第20話
信盛には頭の痛い問題がまだあった。信長様は、頭がすごくよく合理的に物事を考え完璧に計算して行動を実行する。しかしそれに合わせて行動する部下は、厳しいノルマに疲れてしまう。 信盛に畿内の武将を与力として受けたのは、そういう事情があるのを分かっていたからだ。
信盛は、戦う前に畿内の武士を織田流に教育する命令も与えられていると考えていた。信盛は、畿内の武将と仲良くするため茶の湯を始めた。畿内では茶会は、武士の教養や親睦を深めるために流行っており上様もたいそうお気に入りで、有名な茶器を揃えて 喜んでいた。 信盛と 信栄は、暇さえあれば配下の武将を茶会に招き、織田家への警戒心を解こうとした。
佐久間信盛は、織田家 宿老として重要な外交交渉を任されることも多かった。
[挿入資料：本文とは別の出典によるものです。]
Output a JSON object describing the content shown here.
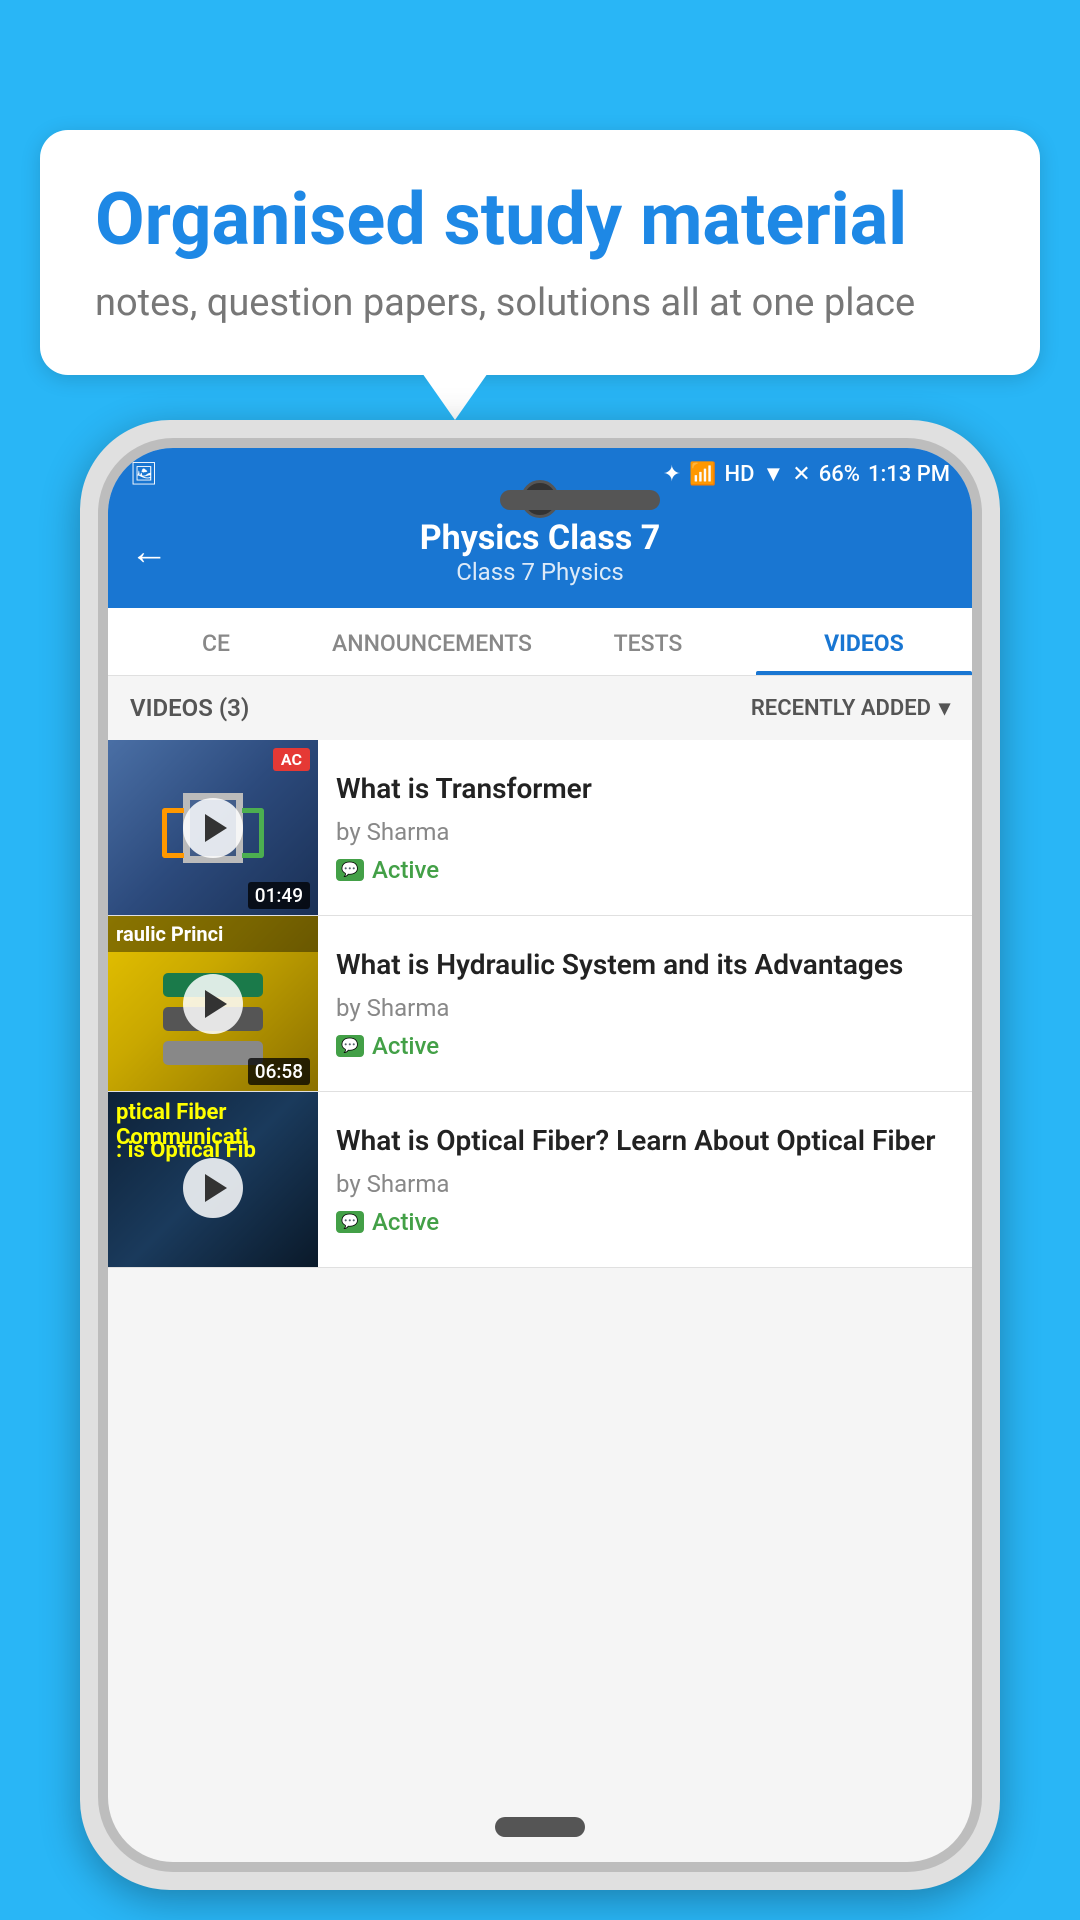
{
  "background": "#29b6f6",
  "bubble": {
    "title": "Organised study material",
    "subtitle": "notes, question papers, solutions all at one place"
  },
  "statusBar": {
    "time": "1:13 PM",
    "battery": "66%",
    "signal": "HD"
  },
  "header": {
    "title": "Physics Class 7",
    "breadcrumb": "Class 7   Physics",
    "back_label": "←"
  },
  "tabs": [
    {
      "id": "ce",
      "label": "CE",
      "active": false
    },
    {
      "id": "announcements",
      "label": "ANNOUNCEMENTS",
      "active": false
    },
    {
      "id": "tests",
      "label": "TESTS",
      "active": false
    },
    {
      "id": "videos",
      "label": "VIDEOS",
      "active": true
    }
  ],
  "videos_section": {
    "count_label": "VIDEOS (3)",
    "sort_label": "RECENTLY ADDED",
    "sort_icon": "▾"
  },
  "videos": [
    {
      "title": "What is  Transformer",
      "author": "by Sharma",
      "status": "Active",
      "duration": "01:49",
      "thumb_type": "transformer"
    },
    {
      "title": "What is Hydraulic System and its Advantages",
      "author": "by Sharma",
      "status": "Active",
      "duration": "06:58",
      "thumb_type": "hydraulic"
    },
    {
      "title": "What is Optical Fiber? Learn About Optical Fiber",
      "author": "by Sharma",
      "status": "Active",
      "duration": "",
      "thumb_type": "optical"
    }
  ]
}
彼の交渉相手は、松平家や三好家など大大名などが交渉相手で、三好家と織田家を一時は和睦させるなど数々の功績もあった。
このような実績のある信盛が、茶会で心穏やかにもてなす様子に畿内の武将は徐々に心を開いていった。
信盛は、畿内の武将たちをまとめ上げて、織田家家臣としての自覚と覚悟を植え付けさせていくことに成功していった。
しかし松永久秀は違っていた。彼は織田信長を京へ招き入れた張本人であり、その責任を十二分に感じていた。先の天下人であった旧主三好長慶は情が厚く、人の心がよく分かり諸将の立場や人格を尊重して天下人となった。
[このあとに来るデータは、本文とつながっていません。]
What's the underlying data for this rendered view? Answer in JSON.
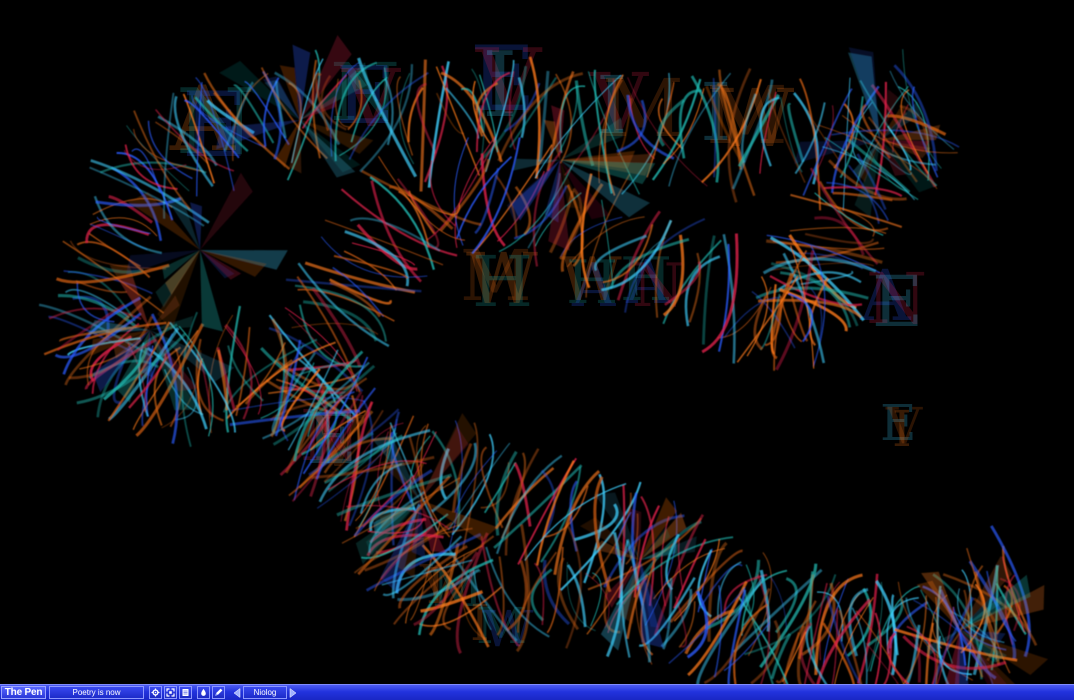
{
  "app": {
    "brand": "The Pen",
    "title": "Poetry is now",
    "nav_label": "Niolog"
  },
  "toolbar": {
    "buttons": [
      {
        "name": "settings-button",
        "icon": "gear-icon"
      },
      {
        "name": "fullscreen-button",
        "icon": "expand-icon"
      },
      {
        "name": "page-button",
        "icon": "page-icon"
      },
      {
        "name": "ink-button",
        "icon": "ink-drop-icon"
      },
      {
        "name": "pen-button",
        "icon": "pen-icon"
      }
    ],
    "nav_prev_icon": "arrow-left-icon",
    "nav_next_icon": "arrow-right-icon"
  },
  "canvas": {
    "background": "#000000",
    "palette": [
      "#ff7a1a",
      "#1fb8b0",
      "#2a5cff",
      "#e0204a",
      "#3fd0ff",
      "#c85a10"
    ],
    "glyphs": [
      "A",
      "N",
      "E",
      "V",
      "I",
      "M",
      "W",
      "H"
    ]
  },
  "colors": {
    "toolbar": "#2233dd",
    "toolbar_border": "#8d98ff",
    "toolbar_text": "#ffffff"
  }
}
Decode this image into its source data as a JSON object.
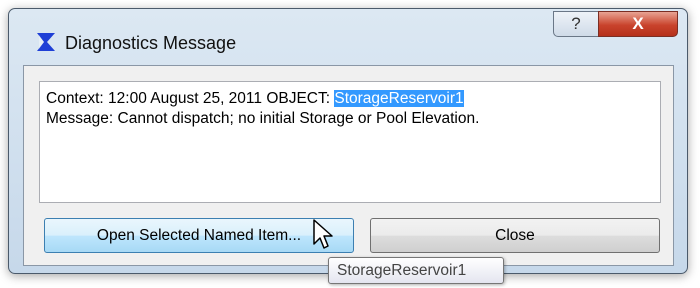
{
  "window": {
    "title": "Diagnostics Message",
    "help_label": "?",
    "close_label": "X"
  },
  "message": {
    "context_prefix": "Context: 12:00 August 25, 2011 OBJECT: ",
    "context_object": "StorageReservoir1",
    "message_line": "Message: Cannot dispatch; no initial Storage or Pool Elevation."
  },
  "buttons": {
    "open_selected": "Open Selected Named Item...",
    "close": "Close"
  },
  "tooltip": {
    "text": "StorageReservoir1"
  },
  "colors": {
    "selection": "#3399ff",
    "app_icon_blue": "#1f3fd6",
    "close_red": "#c9432c"
  }
}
しかし信長様は、逆に人を従わせて天下人になろうとしている。久秀は自分が招いた人物が自分の想像した人とは全く違い、想定した思惑と違う結果に後悔していた。このままでは、亡くなった長慶さまや日本人に顔向けできない。 おめおめと生き恥をさらすには、誇りが許さなかった。すでに久秀は、名城多聞山城や名器の茶入九十九髪を奪われ 、かつての力は失われていたが立たずにはいられなかった。